With less than three weeks left before Britain's general election on June 8, the country's main parties have just unveiled their manifestos.

Curiously, the critical and most immediate issues facing Britain remain largely unaddressed in these electoral pledges; neither Prime Minister Theresa May's ruling Conservatives nor the main opposition Labour Party says much in their manifestos about the strategy Britain should adopt in negotiating its departure from the European Union, or how the country's economy could prosper outside the EU.

Instead, Britain's party manifestos concentrate on attracting voters mistrustful of big business and apprehensive about the survival of their extensive and generous welfare systems.

The result is that electoral manifestos now resemble supermarket shopping lists: a long string of items, with no attempt to outline a vision about the future.

With all opinion polls indicating that the Conservatives will be re-elected with a big overall majority on June 8, their manifesto attracted most scrutiny.

Yet, nowhere in the 80-page document, the second-longest manifesto in Conservative history, are there any details about how Mrs May proposes to handle Brexit - Britain's process of separation from the EU.

The document says Britain wants to enter Brexit negotiations in a "spirit of sincere cooperation".

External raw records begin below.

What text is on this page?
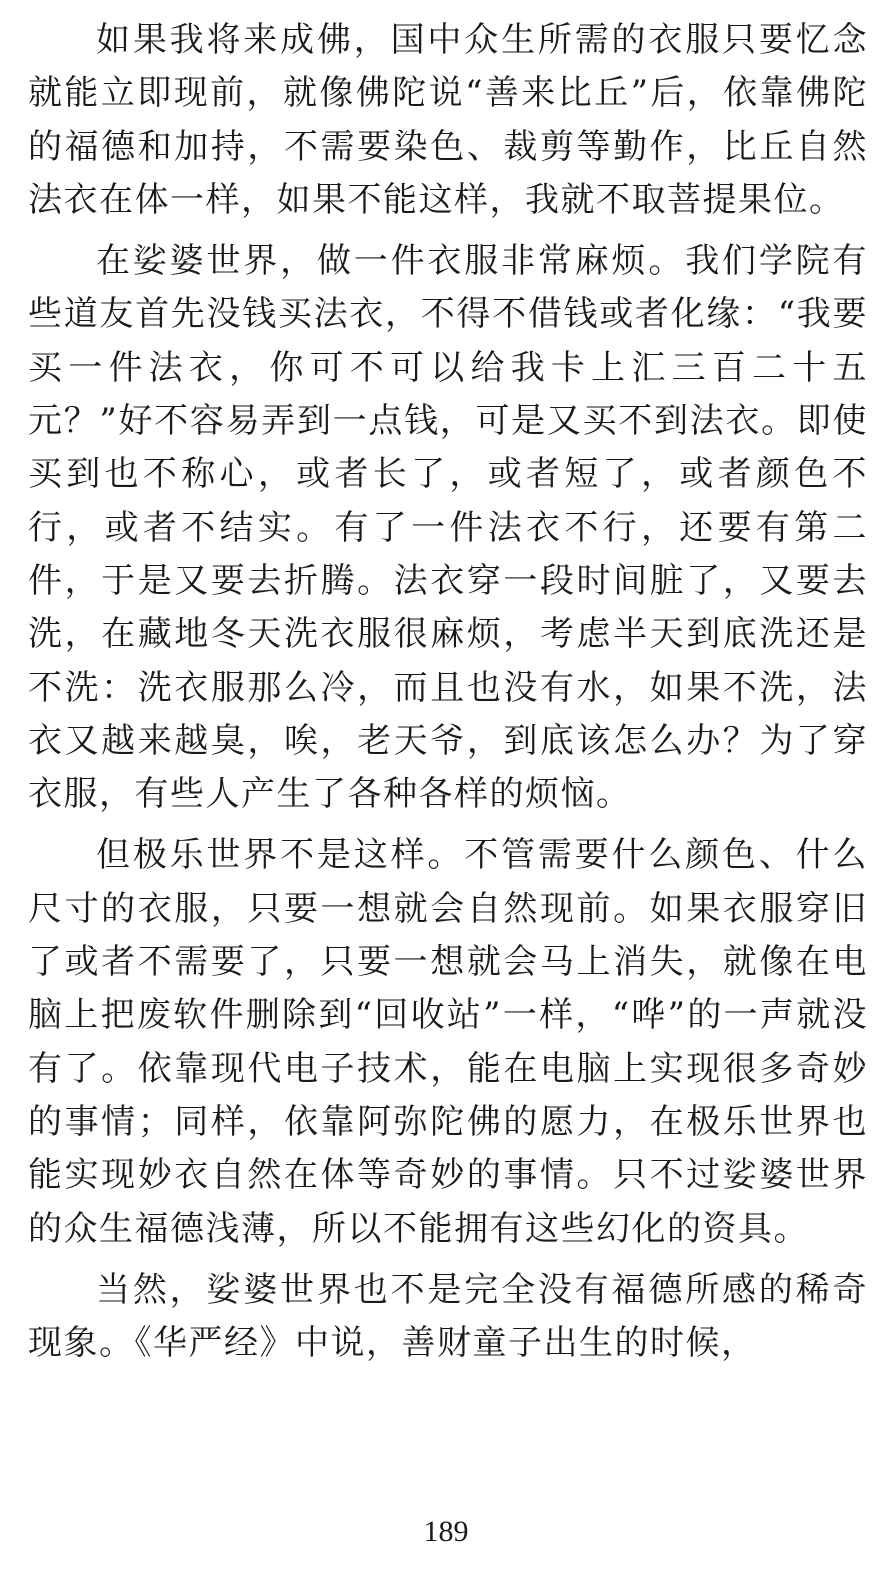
如果我将来成佛，国中众生所需的衣服只要忆念就能立即现前，就像佛陀说“善来比丘”后，依靠佛陀的福德和加持，不需要染色、裁剪等勤作，比丘自然法衣在体一样，如果不能这样，我就不取菩提果位。

在娑婆世界，做一件衣服非常麻烦。我们学院有些道友首先没钱买法衣，不得不借钱或者化缘：“我要买一件法衣，你可不可以给我卡上汇三百二十五元？”好不容易弄到一点钱，可是又买不到法衣。即使买到也不称心，或者长了，或者短了，或者颜色不行，或者不结实。有了一件法衣不行，还要有第二件，于是又要去折腾。法衣穿一段时间脏了，又要去洗，在藏地冬天洗衣服很麻烦，考虑半天到底洗还是不洗：洗衣服那么冷，而且也没有水，如果不洗，法衣又越来越臭，唉，老天爷，到底该怎么办？为了穿衣服，有些人产生了各种各样的烦恼。

但极乐世界不是这样。不管需要什么颜色、什么尺寸的衣服，只要一想就会自然现前。如果衣服穿旧了或者不需要了，只要一想就会马上消失，就像在电脑上把废软件删除到“回收站”一样，“哗”的一声就没有了。依靠现代电子技术，能在电脑上实现很多奇妙的事情；同样，依靠阿弥陀佛的愿力，在极乐世界也能实现妙衣自然在体等奇妙的事情。只不过娑婆世界的众生福德浅薄，所以不能拥有这些幻化的资具。

当然，娑婆世界也不是完全没有福德所感的稀奇现象。《华严经》中说，善财童子出生的时候，

189
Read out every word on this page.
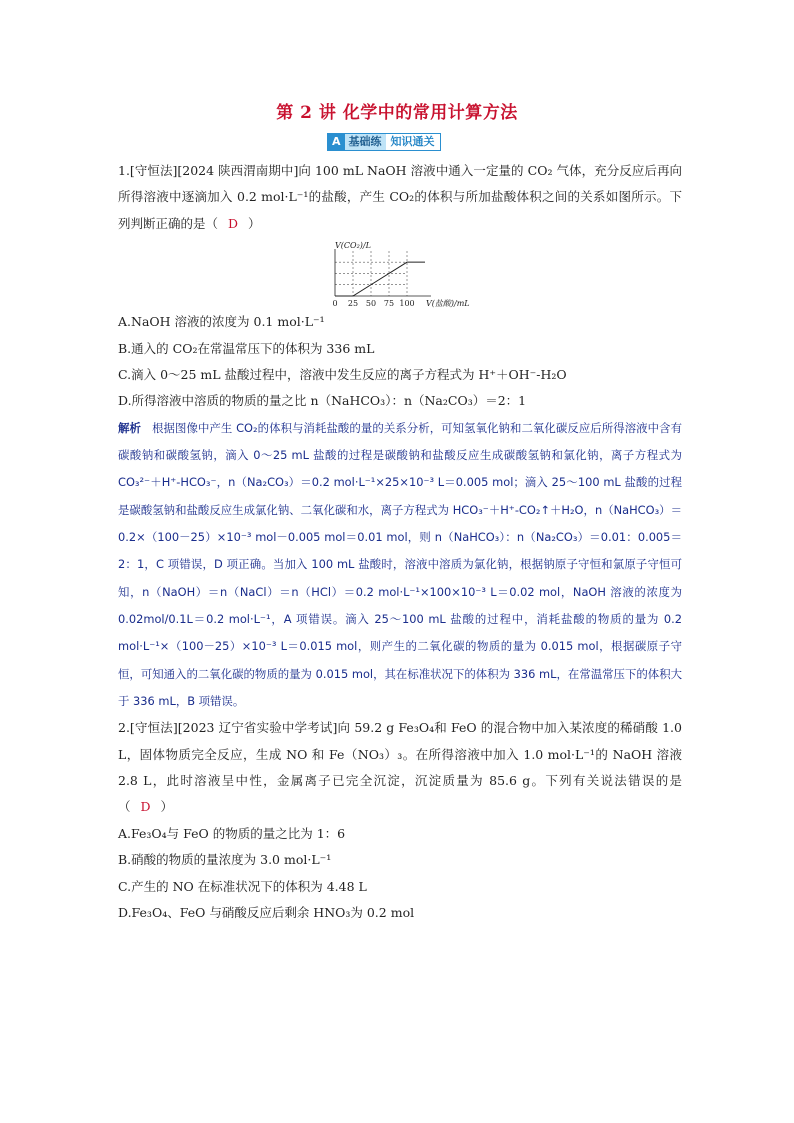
第 2 讲 化学中的常用计算方法
A 基础练 知识通关

1.[守恒法][2024 陕西渭南期中]向 100 mL NaOH 溶液中通入一定量的 CO₂ 气体，充分反应后再向所得溶液中逐滴加入 0.2 mol·L⁻¹的盐酸，产生 CO₂的体积与所加盐酸体积之间的关系如图所示。下列判断正确的是（ D ）

0 25 50 75 100
V(CO₂)/L
V(盐酸)/mL

A.NaOH 溶液的浓度为 0.1 mol·L⁻¹

B.通入的 CO₂在常温常压下的体积为 336 mL

C.滴入 0～25 mL 盐酸过程中，溶液中发生反应的离子方程式为 H⁺＋OH⁻-H₂O

D.所得溶液中溶质的物质的量之比 n（NaHCO₃）：n（Na₂CO₃）＝2：1

解析 根据图像中产生 CO₂的体积与消耗盐酸的量的关系分析，可知氢氧化钠和二氧化碳反应后所得溶液中含有碳酸钠和碳酸氢钠，滴入 0～25 mL 盐酸的过程是碳酸钠和盐酸反应生成碳酸氢钠和氯化钠，离子方程式为 CO₃²⁻＋H⁺-HCO₃⁻，n（Na₂CO₃）＝0.2 mol·L⁻¹×25×10⁻³ L＝0.005 mol；滴入 25～100 mL 盐酸的过程是碳酸氢钠和盐酸反应生成氯化钠、二氧化碳和水，离子方程式为 HCO₃⁻＋H⁺-CO₂↑＋H₂O，n（NaHCO₃）＝0.2×（100－25）×10⁻³ mol－0.005 mol＝0.01 mol，则 n（NaHCO₃）：n（Na₂CO₃）＝0.01：0.005＝2：1，C 项错误，D 项正确。当加入 100 mL 盐酸时，溶液中溶质为氯化钠，根据钠原子守恒和氯原子守恒可知，n（NaOH）＝n（NaCl）＝n（HCl）＝0.2 mol·L⁻¹×100×10⁻³ L＝0.02 mol，NaOH 溶液的浓度为 0.02mol/0.1L＝0.2 mol·L⁻¹，A 项错误。滴入 25～100 mL 盐酸的过程中，消耗盐酸的物质的量为 0.2 mol·L⁻¹×（100－25）×10⁻³ L＝0.015 mol，则产生的二氧化碳的物质的量为 0.015 mol，根据碳原子守恒，可知通入的二氧化碳的物质的量为 0.015 mol，其在标准状况下的体积为 336 mL，在常温常压下的体积大于 336 mL，B 项错误。

2.[守恒法][2023 辽宁省实验中学考试]向 59.2 g Fe₃O₄和 FeO 的混合物中加入某浓度的稀硝酸 1.0 L，固体物质完全反应，生成 NO 和 Fe（NO₃）₃。在所得溶液中加入 1.0 mol·L⁻¹的 NaOH 溶液 2.8 L，此时溶液呈中性，金属离子已完全沉淀，沉淀质量为 85.6 g。下列有关说法错误的是（ D ）

A.Fe₃O₄与 FeO 的物质的量之比为 1：6

B.硝酸的物质的量浓度为 3.0 mol·L⁻¹

C.产生的 NO 在标准状况下的体积为 4.48 L

D.Fe₃O₄、FeO 与硝酸反应后剩余 HNO₃为 0.2 mol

Mrs Theresa May's Conservative Party promises a cap on utility charges in its manifesto, while Mr Jeremy Corbyn's Labour Party proposes renationalising most utility companies.
Mrs Theresa May's Conservative Party promises a cap on utility charges in its manifesto, while Mr Jeremy Corbyn's Labour Party proposes renationalising most utility companies. PHOTOS: AGENCE FRANCE-PRESSE

But apart from repeating cliches, such as "we will leave the European Union and take control of our money, take control of our borders, take control of our laws", Prime Minister May is simply asking the electorate to vote for her because that in itself would determine her negotiating stance.

  • Campaign promises


    • University fees to be abolished

    • Top tax rate at 45 per cent for high earners

    • Nationalise most utilities

    • No immigration caps

    • State pensions proofed against inflation


    • Universities can charge top rate fees but must help pay for schools

    • Top tax rate at 40 per cent for high earners

    • Cap on utility charges, particularly electricity

    • Cap on 100,000 immigrants per year

    • State pension revenue not protected

"Every vote for me and my team is a vote that will strengthen my hand in those Brexit negotiations," she told an electoral rally.

Labour offers no specifics, either. Should it come to power, Britain's main opposition party nebulously promises to "build a close new relationship with the EU" by prioritising jobs and workers' rights, but what that actually means remains unexplained.

The Liberal Democrats, Britain's smaller opposition party, is the only one to be specific on Europe: They promise to hold a second referendum to confirm whether the country wants to leave the EU. But according to opinion polls, the Liberal Democrats are unlikely to get more than 5 per cent of seats.

Instead, the political battleground between the main parties remains the economy where, curiously, both Labour and the traditionally centre-right Conservatives appear to be shifting towards a more left-wing, interventionist agenda.

The trend is clearest with Labour, now run by Mr Jeremy Corbyn, a far-left activist. The party promises to renationalise railways, the post office, electricity and water companies. It also plans to introduce a punitive income tax rate of 45 per cent for those earning more than £80,000 (S$144,000), expand free childcare for working families and eliminate tuition fees at universities - currently just under £10,000 a year for domestic students.

True to their right-wing heritage, Britain's Conservatives go in the opposite direction of advocating less government intervention; they want to reduce personal taxation and the burden of corporations. The Conservative manifesto also contains an interesting innovation: Voters could initiate referendums against the local authorities that raise their taxes too steeply.

Yet, in a break with tradition, the Conservatives are also coming down hard on utility companies, with caps on the prices they charge their customers, and on most corporations awarding their executives big salaries. Both conform to Mrs May's strategy of attracting working class voters who used to be Labour supporters.

But the biggest surprises from the Conservatives are in education and welfare. Mrs May's party wants to reintroduce streaming in education, with more successful pupils allowed to go to more selective schools. The Prime Minister also wants universities to begin sponsoring secondary education; universities which wish to charge top fees for their courses will also have to set aside money to fund schools.

Selection is also the main theme of welfare provision. Most services will be means-tested. Any Briton with assets over £100,000 - literally anyone who owns a home - would pay for old-age care, should that be required, although payments could be deferred. And old-age state pensions will no longer enjoy protection from inflation.

None of these measures is popular. Yet, Prime Minister May is probably calculating that with her party in the lead, it is the moment for her to face Britons with the reality of a more uncertain economic future.